Given that various groups of academic researchers (and others) are already investigating the torture of robots, and that these procedures raise ethical questions [See previous posts on this topic.] We now turn to the question of how robots might express the levels of ‘pain’ to which they are exposed. Clearly they must be able to do so in order for the torturer to appreciate the effects of his/her work. For answers we return to Dr. Christoph Bartneck (who co-organised the Milgram-esque experiment we described earlier.

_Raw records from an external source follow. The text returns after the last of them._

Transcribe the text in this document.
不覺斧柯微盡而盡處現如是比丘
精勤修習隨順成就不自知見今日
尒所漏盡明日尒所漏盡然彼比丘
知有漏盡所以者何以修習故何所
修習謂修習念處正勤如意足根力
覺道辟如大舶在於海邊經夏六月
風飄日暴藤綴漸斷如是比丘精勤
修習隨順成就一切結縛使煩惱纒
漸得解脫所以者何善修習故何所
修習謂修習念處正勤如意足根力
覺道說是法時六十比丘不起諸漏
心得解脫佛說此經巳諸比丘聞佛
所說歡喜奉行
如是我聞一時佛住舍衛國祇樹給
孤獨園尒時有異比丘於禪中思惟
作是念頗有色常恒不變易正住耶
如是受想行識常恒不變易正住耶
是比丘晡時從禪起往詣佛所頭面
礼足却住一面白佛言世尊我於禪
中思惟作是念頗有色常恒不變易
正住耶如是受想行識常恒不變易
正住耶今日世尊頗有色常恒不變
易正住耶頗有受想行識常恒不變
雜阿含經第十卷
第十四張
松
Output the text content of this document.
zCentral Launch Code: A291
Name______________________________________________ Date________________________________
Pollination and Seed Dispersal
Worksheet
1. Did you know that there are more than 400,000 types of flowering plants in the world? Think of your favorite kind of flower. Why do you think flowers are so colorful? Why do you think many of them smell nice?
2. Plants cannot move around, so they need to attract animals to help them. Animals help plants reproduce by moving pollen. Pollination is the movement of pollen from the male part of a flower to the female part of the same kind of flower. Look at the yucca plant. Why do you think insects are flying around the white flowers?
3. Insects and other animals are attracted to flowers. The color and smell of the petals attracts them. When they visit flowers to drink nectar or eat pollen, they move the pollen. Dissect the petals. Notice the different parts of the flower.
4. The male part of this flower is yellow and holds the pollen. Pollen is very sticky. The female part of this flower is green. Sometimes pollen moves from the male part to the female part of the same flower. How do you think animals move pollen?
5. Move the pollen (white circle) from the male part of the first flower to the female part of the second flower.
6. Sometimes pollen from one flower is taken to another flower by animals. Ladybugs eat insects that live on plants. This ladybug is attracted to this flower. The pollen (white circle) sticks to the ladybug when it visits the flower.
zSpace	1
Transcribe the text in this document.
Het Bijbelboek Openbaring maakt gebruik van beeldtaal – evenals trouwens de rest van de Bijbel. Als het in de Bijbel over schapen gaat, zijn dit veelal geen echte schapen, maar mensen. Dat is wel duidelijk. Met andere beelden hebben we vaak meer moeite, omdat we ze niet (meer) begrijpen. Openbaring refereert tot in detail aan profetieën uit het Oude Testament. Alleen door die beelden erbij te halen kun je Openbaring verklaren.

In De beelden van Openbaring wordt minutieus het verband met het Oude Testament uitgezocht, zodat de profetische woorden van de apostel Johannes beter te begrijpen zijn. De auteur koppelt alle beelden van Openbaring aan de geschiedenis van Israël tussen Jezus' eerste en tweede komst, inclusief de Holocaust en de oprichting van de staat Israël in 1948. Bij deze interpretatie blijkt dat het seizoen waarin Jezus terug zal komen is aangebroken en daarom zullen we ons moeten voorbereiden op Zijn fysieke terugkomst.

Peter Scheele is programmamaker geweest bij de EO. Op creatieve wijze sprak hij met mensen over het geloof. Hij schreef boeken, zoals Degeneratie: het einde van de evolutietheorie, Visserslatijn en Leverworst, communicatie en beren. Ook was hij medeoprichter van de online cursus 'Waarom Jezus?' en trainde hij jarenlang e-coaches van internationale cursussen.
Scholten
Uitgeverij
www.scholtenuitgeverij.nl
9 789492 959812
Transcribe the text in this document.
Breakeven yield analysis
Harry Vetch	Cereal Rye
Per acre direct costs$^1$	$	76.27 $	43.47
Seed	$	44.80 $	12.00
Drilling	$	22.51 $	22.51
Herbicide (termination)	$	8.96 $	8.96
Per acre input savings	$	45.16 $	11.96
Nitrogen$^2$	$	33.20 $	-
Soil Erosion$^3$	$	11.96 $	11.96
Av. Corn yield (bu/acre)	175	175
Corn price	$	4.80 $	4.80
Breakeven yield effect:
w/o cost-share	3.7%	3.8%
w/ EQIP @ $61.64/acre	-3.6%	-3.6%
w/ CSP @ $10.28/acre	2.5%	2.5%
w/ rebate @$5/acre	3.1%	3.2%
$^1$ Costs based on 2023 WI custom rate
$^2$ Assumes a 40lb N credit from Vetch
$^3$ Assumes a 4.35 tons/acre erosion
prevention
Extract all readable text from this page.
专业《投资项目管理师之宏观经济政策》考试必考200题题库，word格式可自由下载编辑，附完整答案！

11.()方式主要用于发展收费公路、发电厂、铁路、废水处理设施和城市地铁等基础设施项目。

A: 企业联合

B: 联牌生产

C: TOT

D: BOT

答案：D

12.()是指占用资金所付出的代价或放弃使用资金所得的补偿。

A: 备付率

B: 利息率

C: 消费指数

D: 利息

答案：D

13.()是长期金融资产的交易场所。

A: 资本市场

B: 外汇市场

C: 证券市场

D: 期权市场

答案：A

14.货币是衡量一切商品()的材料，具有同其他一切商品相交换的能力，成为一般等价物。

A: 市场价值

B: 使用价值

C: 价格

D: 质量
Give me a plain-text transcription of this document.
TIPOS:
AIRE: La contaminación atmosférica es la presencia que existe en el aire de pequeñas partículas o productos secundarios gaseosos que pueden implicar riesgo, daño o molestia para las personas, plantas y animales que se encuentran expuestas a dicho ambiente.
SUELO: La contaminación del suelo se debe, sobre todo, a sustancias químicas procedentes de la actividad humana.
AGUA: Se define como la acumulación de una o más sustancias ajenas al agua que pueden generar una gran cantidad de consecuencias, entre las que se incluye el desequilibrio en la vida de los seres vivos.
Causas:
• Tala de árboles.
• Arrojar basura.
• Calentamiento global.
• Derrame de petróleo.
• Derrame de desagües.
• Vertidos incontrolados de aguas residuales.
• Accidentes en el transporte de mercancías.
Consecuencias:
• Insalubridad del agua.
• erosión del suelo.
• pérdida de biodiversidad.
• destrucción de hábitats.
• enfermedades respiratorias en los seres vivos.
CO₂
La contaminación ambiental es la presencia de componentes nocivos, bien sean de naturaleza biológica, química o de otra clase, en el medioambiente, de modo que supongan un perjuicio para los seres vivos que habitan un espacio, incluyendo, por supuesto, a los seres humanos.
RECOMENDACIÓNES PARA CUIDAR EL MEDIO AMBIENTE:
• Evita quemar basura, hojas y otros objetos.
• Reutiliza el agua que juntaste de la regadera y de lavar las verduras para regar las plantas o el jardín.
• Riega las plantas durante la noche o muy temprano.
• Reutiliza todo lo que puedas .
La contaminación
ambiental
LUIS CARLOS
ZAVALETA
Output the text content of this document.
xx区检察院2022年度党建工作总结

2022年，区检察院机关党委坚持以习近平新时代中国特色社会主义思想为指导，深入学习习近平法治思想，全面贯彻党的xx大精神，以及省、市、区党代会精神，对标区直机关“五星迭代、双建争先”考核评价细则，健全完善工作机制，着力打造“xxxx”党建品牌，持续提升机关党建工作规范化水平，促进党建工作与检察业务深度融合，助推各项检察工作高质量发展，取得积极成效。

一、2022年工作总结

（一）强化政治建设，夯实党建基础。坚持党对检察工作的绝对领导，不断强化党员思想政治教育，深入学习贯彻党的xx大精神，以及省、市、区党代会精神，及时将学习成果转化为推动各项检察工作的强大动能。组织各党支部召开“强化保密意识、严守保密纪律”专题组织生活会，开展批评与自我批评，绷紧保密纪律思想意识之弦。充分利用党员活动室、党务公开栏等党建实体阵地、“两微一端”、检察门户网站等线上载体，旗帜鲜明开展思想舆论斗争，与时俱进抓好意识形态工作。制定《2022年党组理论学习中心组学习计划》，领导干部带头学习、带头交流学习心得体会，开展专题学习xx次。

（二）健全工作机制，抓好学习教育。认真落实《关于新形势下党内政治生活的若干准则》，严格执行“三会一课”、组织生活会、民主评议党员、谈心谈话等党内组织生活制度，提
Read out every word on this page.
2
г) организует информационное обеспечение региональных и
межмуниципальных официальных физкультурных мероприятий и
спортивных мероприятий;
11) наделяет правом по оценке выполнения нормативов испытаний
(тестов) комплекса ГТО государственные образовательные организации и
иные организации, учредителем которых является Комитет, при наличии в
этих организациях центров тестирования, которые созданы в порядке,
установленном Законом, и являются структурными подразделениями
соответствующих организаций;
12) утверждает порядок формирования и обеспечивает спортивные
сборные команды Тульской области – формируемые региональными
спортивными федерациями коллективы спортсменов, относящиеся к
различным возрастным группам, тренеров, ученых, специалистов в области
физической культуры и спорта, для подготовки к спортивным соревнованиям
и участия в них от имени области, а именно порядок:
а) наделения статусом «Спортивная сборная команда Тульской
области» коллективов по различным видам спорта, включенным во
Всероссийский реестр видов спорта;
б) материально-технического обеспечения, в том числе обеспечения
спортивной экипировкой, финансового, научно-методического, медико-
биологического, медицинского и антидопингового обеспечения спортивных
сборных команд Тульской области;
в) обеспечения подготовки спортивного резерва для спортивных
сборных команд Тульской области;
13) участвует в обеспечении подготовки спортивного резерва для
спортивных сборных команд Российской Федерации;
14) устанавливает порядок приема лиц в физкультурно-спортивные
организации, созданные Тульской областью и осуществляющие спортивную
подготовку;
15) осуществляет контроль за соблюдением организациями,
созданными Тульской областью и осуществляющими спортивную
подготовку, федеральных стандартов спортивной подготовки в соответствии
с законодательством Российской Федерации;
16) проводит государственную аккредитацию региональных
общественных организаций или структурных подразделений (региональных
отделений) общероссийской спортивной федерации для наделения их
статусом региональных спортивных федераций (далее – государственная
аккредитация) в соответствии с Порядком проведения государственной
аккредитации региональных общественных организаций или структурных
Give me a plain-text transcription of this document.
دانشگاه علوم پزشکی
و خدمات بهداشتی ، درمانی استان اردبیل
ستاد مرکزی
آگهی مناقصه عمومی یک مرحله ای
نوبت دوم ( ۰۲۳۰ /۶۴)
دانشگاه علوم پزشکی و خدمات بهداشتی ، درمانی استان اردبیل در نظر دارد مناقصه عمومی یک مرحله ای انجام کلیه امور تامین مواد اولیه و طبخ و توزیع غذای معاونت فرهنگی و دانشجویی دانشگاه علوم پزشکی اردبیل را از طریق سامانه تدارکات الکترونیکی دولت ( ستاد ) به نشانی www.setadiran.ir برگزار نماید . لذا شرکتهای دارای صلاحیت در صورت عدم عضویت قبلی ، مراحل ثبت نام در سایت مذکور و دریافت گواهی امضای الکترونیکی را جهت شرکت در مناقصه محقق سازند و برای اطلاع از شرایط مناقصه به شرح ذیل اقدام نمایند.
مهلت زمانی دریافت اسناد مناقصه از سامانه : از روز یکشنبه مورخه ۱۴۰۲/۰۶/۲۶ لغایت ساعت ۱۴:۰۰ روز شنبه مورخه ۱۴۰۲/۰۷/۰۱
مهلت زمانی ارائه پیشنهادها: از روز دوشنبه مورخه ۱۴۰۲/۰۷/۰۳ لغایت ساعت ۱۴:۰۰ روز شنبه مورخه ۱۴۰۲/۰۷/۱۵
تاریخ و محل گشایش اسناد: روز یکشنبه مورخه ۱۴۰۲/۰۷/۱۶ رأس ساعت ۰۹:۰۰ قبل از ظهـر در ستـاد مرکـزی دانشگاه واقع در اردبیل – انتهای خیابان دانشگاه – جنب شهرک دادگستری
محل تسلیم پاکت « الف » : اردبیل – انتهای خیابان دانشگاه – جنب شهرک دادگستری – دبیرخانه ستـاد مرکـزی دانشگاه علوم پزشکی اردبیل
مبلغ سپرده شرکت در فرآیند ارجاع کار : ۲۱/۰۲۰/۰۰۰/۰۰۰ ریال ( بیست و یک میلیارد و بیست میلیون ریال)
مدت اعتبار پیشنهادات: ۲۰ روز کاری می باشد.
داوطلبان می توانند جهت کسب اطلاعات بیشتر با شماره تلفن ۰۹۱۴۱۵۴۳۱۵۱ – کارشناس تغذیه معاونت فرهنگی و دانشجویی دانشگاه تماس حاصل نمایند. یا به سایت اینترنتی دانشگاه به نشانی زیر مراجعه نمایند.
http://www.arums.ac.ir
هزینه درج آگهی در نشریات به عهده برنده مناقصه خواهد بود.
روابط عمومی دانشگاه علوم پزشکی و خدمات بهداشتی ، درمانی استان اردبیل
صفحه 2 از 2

Along with colleagues Flip van den Berg, Carlijn Compen, Arne Wessel, and Bas Groenendaal, Dr. Bartneck produced a short video entitled ‘Cats & Dogs’ which showed AIBO ® and iCat ® which had been especially programmed to ‘express levels of pain’. The video, presented as part of the Proceedings of the 2nd ACM/IEEE International Conference on Human-Robot Interaction, can be viewed here [Quicktime .mov format may require browser plugin]
[Advisory : Not suitable for those with a sensitive disposition towards robots]
In the future, say the experimenters :
“Robots will not only need to be able to provide positive feedback, but also negative. This project explored the abilities of the robotic dog Aibo and the iCat robot to express pain. For two different robots 30 different levels of pain expressions were designed and tested. The results showed that participants are able to recognize small differences in pain expressions. The movie shows several representative expressions.”
BONUS: Dr. Bartneck is also author of The Unofficial LEGO® Minifigure Catalog.